Chacun de ces contes est présenté dans un espace clos distinct auquel on accède après avoir emprunté d’étroits et tortueux passages. Celui intitulé « la Lune et la louve » est l’un des plus réussis. Ici, il est question de l’influence des astres – d’un luminaire en l’occurrence – sur les hommes, et de la cohabitation entre l’être humain et l’animal. « Il était une fois la nuit. Il était une fois la lune. Il était une fois les loups. Il était une fois les hommes. » C’est ainsi que débute ce conte, réécrit comme les sept autres, de façon à l’actualiser et le moderniser, par Fabrice Melquiot, dramaturge qui dirige le théâtre Am Stram Gram à Genève. Dans ce récit, la lune s’interpose entre une horde de chasseurs et leur proie, une louve qui cherche à protéger son louveteau. Un des chasseurs, mu par une soudaine transformation intérieure (« la haine était sortie de moi »), se met à jouer avec les bêtes « comme si les hommes n’avaient jamais été séparés d’elles ». Les papiers découpés de l’illustratrice Camille Garoche (née en 1982), dressés dans des décors tridimensionnels, sont empreints d’une grande force poétique.
Conte des Alpes occidentales, « L’ours amoureux » [voir ill.], abrité dans une pièce aux allures de chalet de montagne, agrémentée d’illustrations colorées et foisonnant de détails de Carll Cneut, est un conte érotique qui invite l’homme à accueillir sa part sauvage, sa dimension animale. Un ours gigantesque tombe amoureux d’une jeune fille de bonne famille courtoise et charmante qu’il courtise en lui léchant voluptueusement la plante des pieds. Celle-ci donnera naissance à un garçon, sain, beau… et exceptionnellement fort.

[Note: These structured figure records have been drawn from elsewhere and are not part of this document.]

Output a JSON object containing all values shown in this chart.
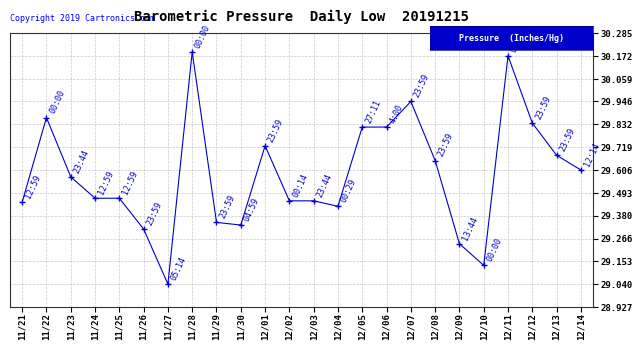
{
  "title": "Barometric Pressure  Daily Low  20191215",
  "copyright": "Copyright 2019 Cartronics.com",
  "legend_label": "Pressure  (Inches/Hg)",
  "x_labels": [
    "11/21",
    "11/22",
    "11/23",
    "11/24",
    "11/25",
    "11/26",
    "11/27",
    "11/28",
    "11/29",
    "11/30",
    "12/01",
    "12/02",
    "12/03",
    "12/04",
    "12/05",
    "12/06",
    "12/07",
    "12/08",
    "12/09",
    "12/10",
    "12/11",
    "12/12",
    "12/13",
    "12/14"
  ],
  "y_values": [
    29.446,
    29.866,
    29.572,
    29.466,
    29.466,
    29.313,
    29.04,
    30.192,
    29.346,
    29.333,
    29.726,
    29.453,
    29.453,
    29.426,
    29.819,
    29.819,
    29.946,
    29.653,
    29.24,
    29.133,
    30.172,
    29.839,
    29.679,
    29.606
  ],
  "point_labels": [
    "12:59",
    "00:00",
    "23:44",
    "12:59",
    "12:59",
    "23:59",
    "05:14",
    "00:00",
    "23:59",
    "04:59",
    "23:59",
    "00:14",
    "23:44",
    "00:29",
    "27:11",
    "4:00",
    "23:59",
    "23:59",
    "13:44",
    "00:00",
    "00:1",
    "23:59",
    "23:59",
    "12:14"
  ],
  "line_color": "#0000cc",
  "marker_color": "#0000cc",
  "background_color": "#ffffff",
  "grid_color": "#bbbbbb",
  "ylim_min": 28.927,
  "ylim_max": 30.285,
  "yticks": [
    28.927,
    29.04,
    29.153,
    29.266,
    29.38,
    29.493,
    29.606,
    29.719,
    29.832,
    29.946,
    30.059,
    30.172,
    30.285
  ],
  "title_fontsize": 10,
  "label_fontsize": 6.5,
  "point_label_fontsize": 6,
  "copyright_fontsize": 6,
  "legend_box_color": "#0000cc",
  "legend_text_color": "#ffffff"
}
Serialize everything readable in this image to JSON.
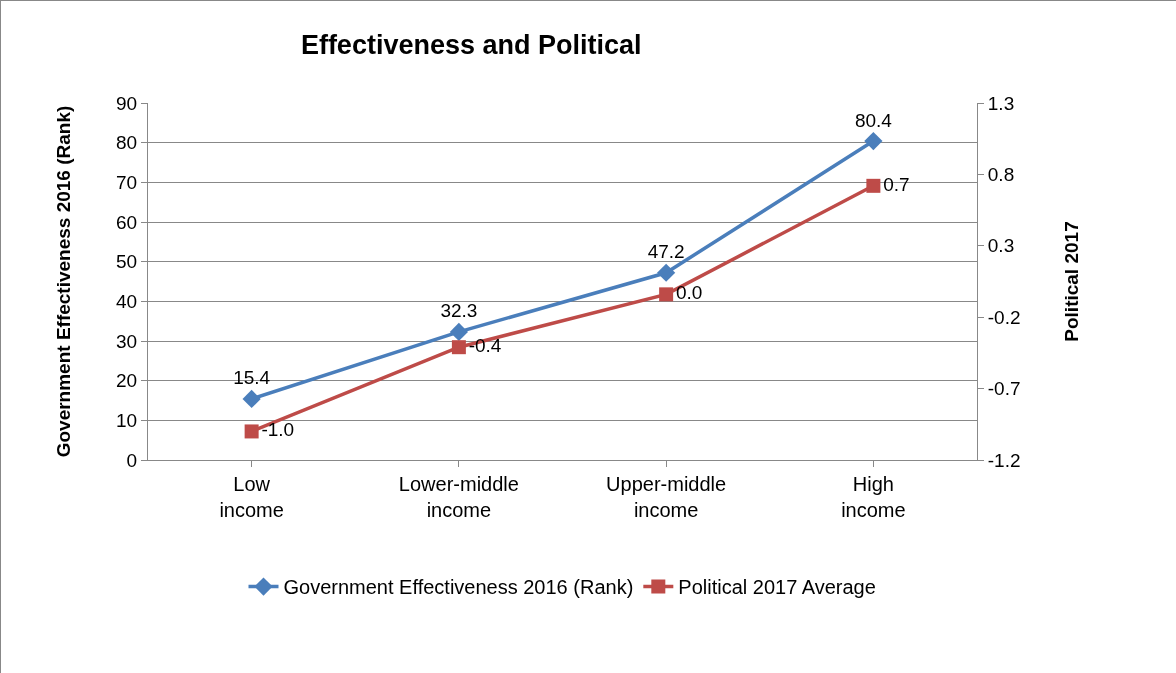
{
  "chart_data": {
    "type": "line",
    "title": "Effectiveness and Political",
    "categories": [
      "Low income",
      "Lower-middle income",
      "Upper-middle income",
      "High income"
    ],
    "ylabel": "Government Effectiveness 2016 (Rank)",
    "y2label": "Political 2017",
    "ylim": [
      0,
      90
    ],
    "yticks": [
      0,
      10,
      20,
      30,
      40,
      50,
      60,
      70,
      80,
      90
    ],
    "y2lim": [
      -1.2,
      1.3
    ],
    "y2ticks": [
      -1.2,
      -0.7,
      -0.2,
      0.3,
      0.8,
      1.3
    ],
    "grid": "y",
    "legend": "bottom",
    "series": [
      {
        "name": "Government Effectiveness 2016 (Rank)",
        "color": "#4a7ebb",
        "marker": "diamond",
        "values": [
          15.4,
          32.3,
          47.2,
          80.4
        ],
        "value_labels": [
          "15.4",
          "32.3",
          "47.2",
          "80.4"
        ]
      },
      {
        "name": "Political 2017 Average",
        "color": "#be4b48",
        "marker": "square",
        "axis": "y2",
        "values": [
          -1.0,
          -0.41,
          -0.04,
          0.72
        ],
        "value_labels": [
          "-1.0",
          "-0.4",
          "0.0",
          "0.7"
        ]
      }
    ]
  }
}
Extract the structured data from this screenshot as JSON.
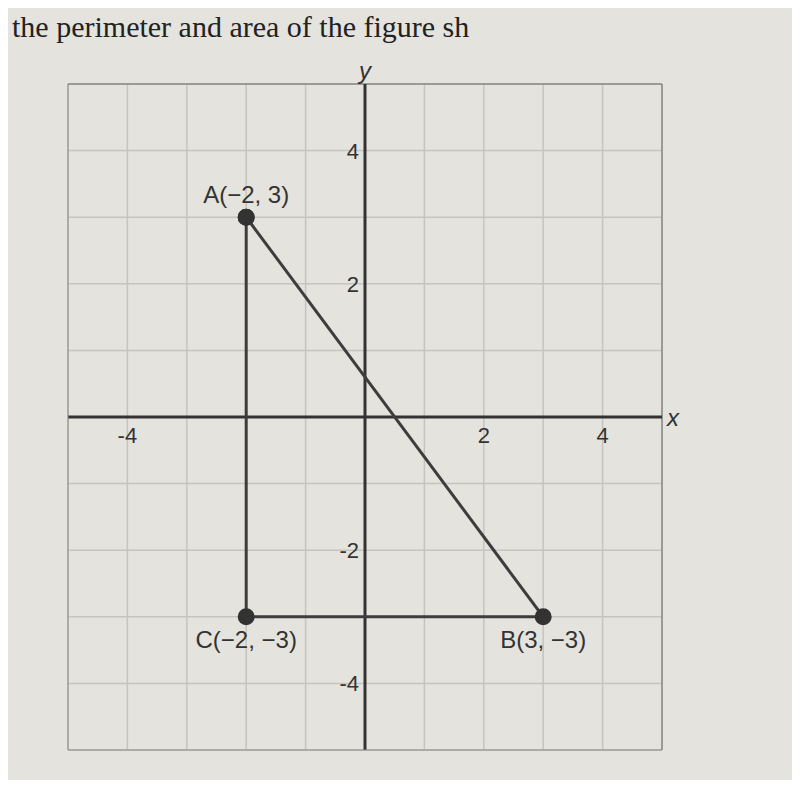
{
  "chart_data": {
    "type": "line",
    "title": "the perimeter and area of the figure sh",
    "x_label": "x",
    "y_label": "y",
    "x": [
      -2,
      3,
      -2,
      -2
    ],
    "values": [
      3,
      -3,
      -3,
      3
    ],
    "color": "#3d3d3d",
    "marker": "circle",
    "line_style": "solid",
    "annotations": [
      {
        "text": "A(−2, 3)",
        "x": -2,
        "y": 3
      },
      {
        "text": "C(−2, −3)",
        "x": -2,
        "y": -3
      },
      {
        "text": "B(3, −3)",
        "x": 3,
        "y": -3
      }
    ],
    "xlim": [
      -5,
      5
    ],
    "ylim": [
      -5,
      5
    ],
    "xticks": [
      -4,
      2,
      4
    ],
    "yticks": [
      -4,
      -2,
      2,
      4
    ],
    "grid": true
  }
}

« Le pêcheur, sa femme et le poisson d’or », également illustré par Carll Cneut, plonge ses racines dans une cosmogonie populaire sous-tendue par l’idée qu’il existe des correspondances entre microcosme et macrocosme et que l’équilibre du corps social – comme celui du corps humain – suppose modération, circulation et redistribution des richesses. Et qu’il se trouve perturbé en cas de rétention et d’accaparement excessif des biens de ce monde. Ainsi, quand la femme du pêcheur, se focalisant sur ses seuls intérêts, donne libre cours à ses irrépressibles envies en exigeant du poisson d’or, cet être magique qui lui permet de réaliser tous ses vœux, de devenir tour à tour châtelaine, reine, impératrice, pape, puis… Dieu, elle et son mari tombent alors en disgrâce, et sont replongés dans leur misérable condition d’origine. « Ce n’est pas la richesse en soi qui est critiquée mais l’avarice et la petitesse de cœur qui perturbent l’équilibre général du monde entraînant ainsi de lourdes conséquences », souligne, dans le catalogue, Federica Tamarozzi, la commissaire de l’exposition.
Petite histoire du conte
Généalogie. Une partie de l’exposition est consacrée à l’envers du décor des contes. Elle s’intéresse d’abord à la façon dont ceux-ci, issus d’une tradition orale, ont été fixés par écrit et publiés entre la Renaissance et le XVIIIe siècle. Popularisés en Europe par Charles Perrault, puis par les frères Grimm, ils sont devenus au XIXe siècle un genre littéraire à part entière. On trouve à travers le monde d’innombrables variations d’un même conte. Trente-cinq versions du « Petit Chaperon rouge » ont été identifiées dans le seul Hexagone. La classification « ATU », développée entre 1910 et 2004, permet de distinguer les récits modèles des variantes locales. Initialement destinés à un public adulte, ces récits sont devenus par la suite des instruments d’éducation visant à inculquer aux enfants les valeurs de la société bourgeoise. Utilisés dans les années 1930 par les régimes autoritaires – en Allemagne notamment pour faire passer les messages du Parti national-socialiste – ces contes, qui hantent imaginaire collectif et inconscient individuel, ont été utilisés par Freud, Marie-Louise von Franz et Bruno Bettelheim pour tenter de décrypter l’inconscient.
Éric Tariant
Cet article a été publié dans Le Journal des Arts n°529 du 20 septembre 2019, avec le titre suivant : « Il était une fois les hommes »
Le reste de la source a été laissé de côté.